Et si vous avez dans le même temps, dans un four (ou bien dans un bain, des poches plastiques) plusieurs produits en permanence, vous optimisez beaucoup.
Par exemple, il nous est déjà arrivé de faire des œufs à 67° au nombre de 1000 en une fois : le four étant plein, nous sommes partis nous coucher, et nous avons trouvé les œufs le lendemain matin.
Dans un tel cas, une heure de plus ou de moins ne change absolument rien.
Source : Hôtellerie Restauration (Abonné) / blog Hervé This
http://www.lhotellerie-restauration.fr
Chef étoilé raisonnable
Tout le monde sait bien qu'un restaurant ayant obtenu une étoile Michelin va augmenter ses prix car on lui demande toujours plus de qualité tant dans l'assiette qu'en salle et que cela a un coût non négligeable.
En aparté, le Michelin attribue des macarons et non des étoiles mais par habitude on parle d'étoiles, dont acte.
Dans le département des Pyrénées Orientales, il y a toutefois un chef qui a décidé de ne pas augmenter ses prix.
Pierre-Louis Marin de l'Auberge du Cellier à Montner a décidé de maintenir son menu complet pour 19 € et ceci depuis 3 ans, date de sa distinction par le guide Michelin.
Le chef précise que ce n'est pas là une décision commerciale mais plutôt la fidélité à lui même.
Il explique ses choix par la constance en cuisine.
Cuisine gastronomique tournée vers son terroir et qu'il magnifie avec produits de producteurs locaux.
Fidélité à ce qu'il est mais aussi envers les habitués de son petit village de 320 habitants habitués à fréquenter l'établissement. C'est pourquoi on y trouve une menu de déjeuner à 19 € (entrée, plat et dessert).
Comment peut on réussir un tel challenge, être l'étoilé le moins cher de France ?
En luttant en permanence contre un fléau bien connu, le gaspillage alimentaire.
Le gaspillage est une hérésie et un scandale tant moral qu'économique.
Le credo de Pierre-Louis Marin est simple : Ne rien jeter.
Je cite
"Quand on achète des fruits, on essaye de tout utiliser, c'est la même chose pour les poissons, en faisant par exemple des soupes avec les arêtes".
Idem pour la viande, "On n'achète pas les pièces de viande à l'unité, mais on va privilégier, par exemple, une grosse pièce de bœuf dont on va garder le filet pour un plat, l'entrecôte pour un autre, et on va préparer une belle blanquette ou un sauté avec les bas morceaux pour le menu à 19 €."
Certes le bouche à oreille a fait son effet et la clientèle s'est accrue et pas seulement pour ce menu d'appel.

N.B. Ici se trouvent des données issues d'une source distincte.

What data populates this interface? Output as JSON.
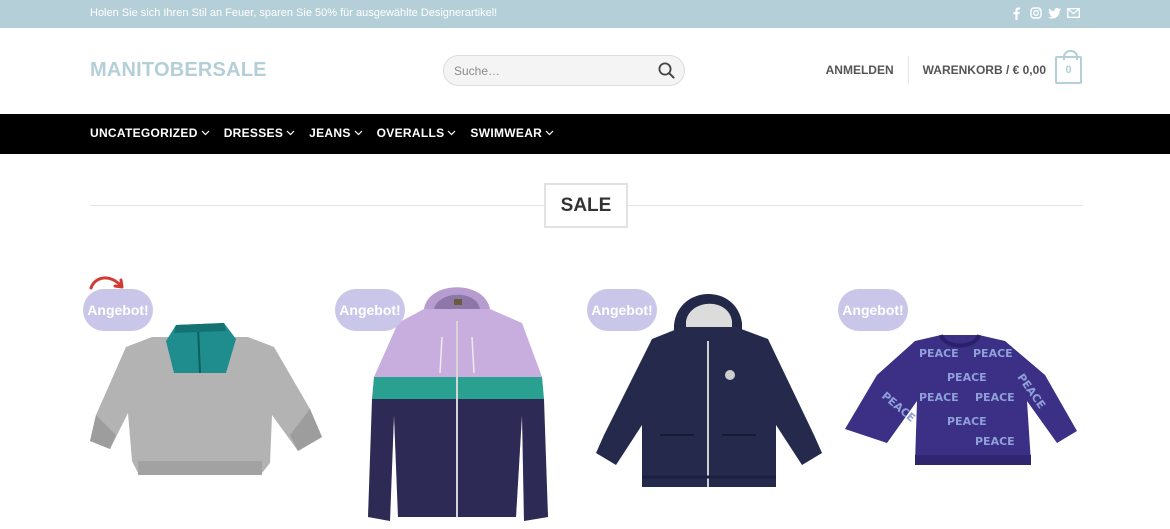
{
  "topbar": {
    "promo": "Holen Sie sich Ihren Stil an Feuer, sparen Sie 50% für ausgewählte Designerartikel!",
    "social_icons": [
      "facebook-icon",
      "instagram-icon",
      "twitter-icon",
      "envelope-icon"
    ]
  },
  "header": {
    "logo": "MANITOBERSALE",
    "search_placeholder": "Suche…",
    "login": "ANMELDEN",
    "cart_label": "WARENKORB / € 0,00",
    "cart_count": "0"
  },
  "nav": {
    "items": [
      {
        "label": "UNCATEGORIZED"
      },
      {
        "label": "DRESSES"
      },
      {
        "label": "JEANS"
      },
      {
        "label": "OVERALLS"
      },
      {
        "label": "SWIMWEAR"
      }
    ]
  },
  "section": {
    "title": "SALE"
  },
  "products": [
    {
      "badge": "Angebot!",
      "image": "grey-sweater-teal-collar"
    },
    {
      "badge": "Angebot!",
      "image": "purple-teal-navy-hoodie-jacket"
    },
    {
      "badge": "Angebot!",
      "image": "navy-hooded-coat"
    },
    {
      "badge": "Angebot!",
      "image": "purple-peace-sweater"
    }
  ],
  "colors": {
    "accent": "#b4cfd8",
    "nav_bg": "#000000",
    "badge": "#c9c6ea"
  }
}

Les chiffres clés d'un restaurant sont le taux de fréquentation de l'établissement, le chiffre d'affaire mais ce que l'on suit avec attention c'est le ticket moyen.
Ce dernier à l'Auberge du Cellier est passé de 75€ à 65 € mais est bien compensé par l'augmentation de la fréquentation.
Ce qui permet aussi un lissage de l'activité sur la totalité de l'année ;
Source : Hôtellerie Restauration (Abonné)
http://www.lhotellerie-restauration.fr
Sur ces quelques mots je vous souhaite une bonne semaine.